Conclusion & Next Steps
Designing a 3×3 vs 5×5 risk matrix is about fit: the mix of your hazards, team maturity, and the speed vs precision you need. Start with clear, behavior-anchored definitions, decide thresholds and actions, and integrate them into your permits, audits, and training. Use 3×3 when you need speed and simplicity; choose 5×5 when your environment demands finer discrimination and stronger auditability. Keep calibrating with workshops, back-testing against incidents, and refining ALARP justifications. The result? Decisions that are faster, clearer, and defensible—every single shift.
Gas Cylinder Handling JSA – Job Safety Analysis
Tower Crane Operation JSA – Job Safety Analysis
Forklift Operation JSA – Job Safety Analysis
Lockout/Tagout LOTO Procedures JSA – Job Safety Analysis
Site Housekeeping Activities JSA – Job Safety Analysis
FAQs
1) Is multiplying L × S statistically valid?
It’s a pragmatic heuristic on ordinal scales. Treat scores as bands for decisions, not exact math. Use additional analysis (e.g., bow-tie) for critical hazards.
2) How do I pick thresholds for color bands?
Start with common ranges (e.g., 5×5: 1–4, 5–9, 10–16, 17–25) and adjust after calibration workshops and incident back-testing to match your risk appetite.
3) Can I use different scales for environment vs people?
Yes.
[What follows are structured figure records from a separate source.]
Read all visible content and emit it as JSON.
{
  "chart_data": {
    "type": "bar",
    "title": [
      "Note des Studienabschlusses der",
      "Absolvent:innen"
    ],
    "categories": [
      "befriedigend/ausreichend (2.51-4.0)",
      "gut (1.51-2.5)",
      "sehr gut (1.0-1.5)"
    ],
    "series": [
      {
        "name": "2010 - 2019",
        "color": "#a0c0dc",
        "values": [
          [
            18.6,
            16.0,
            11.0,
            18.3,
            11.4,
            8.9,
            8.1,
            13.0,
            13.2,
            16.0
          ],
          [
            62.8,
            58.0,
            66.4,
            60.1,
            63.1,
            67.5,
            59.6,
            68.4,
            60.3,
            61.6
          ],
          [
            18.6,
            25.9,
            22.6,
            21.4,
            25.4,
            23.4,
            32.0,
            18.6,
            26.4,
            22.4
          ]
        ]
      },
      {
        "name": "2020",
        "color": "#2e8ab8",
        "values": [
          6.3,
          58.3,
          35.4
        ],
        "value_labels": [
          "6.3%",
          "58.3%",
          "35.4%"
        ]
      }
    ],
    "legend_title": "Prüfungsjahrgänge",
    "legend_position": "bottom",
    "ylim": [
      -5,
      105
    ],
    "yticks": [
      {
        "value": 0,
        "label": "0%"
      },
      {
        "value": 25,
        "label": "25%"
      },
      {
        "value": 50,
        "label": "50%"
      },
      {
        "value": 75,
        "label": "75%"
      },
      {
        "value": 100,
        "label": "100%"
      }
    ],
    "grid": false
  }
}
Many organizations assess People, Environment, Asset, Reputation separately and then take the worst case or apply weighted rules.
4) When should I switch from 3×3 to 5×5?
If you’re seeing frequent “ties,” complex jobs, or heavier regulatory/client oversight, upgrade to 5×5 for granularity and audit strength.
5) How do I ensure consistency across shifts and sites?
Provide behavior-anchored definitions, run regular calibration sessions, audit the risk register, and maintain a version-controlled matrix.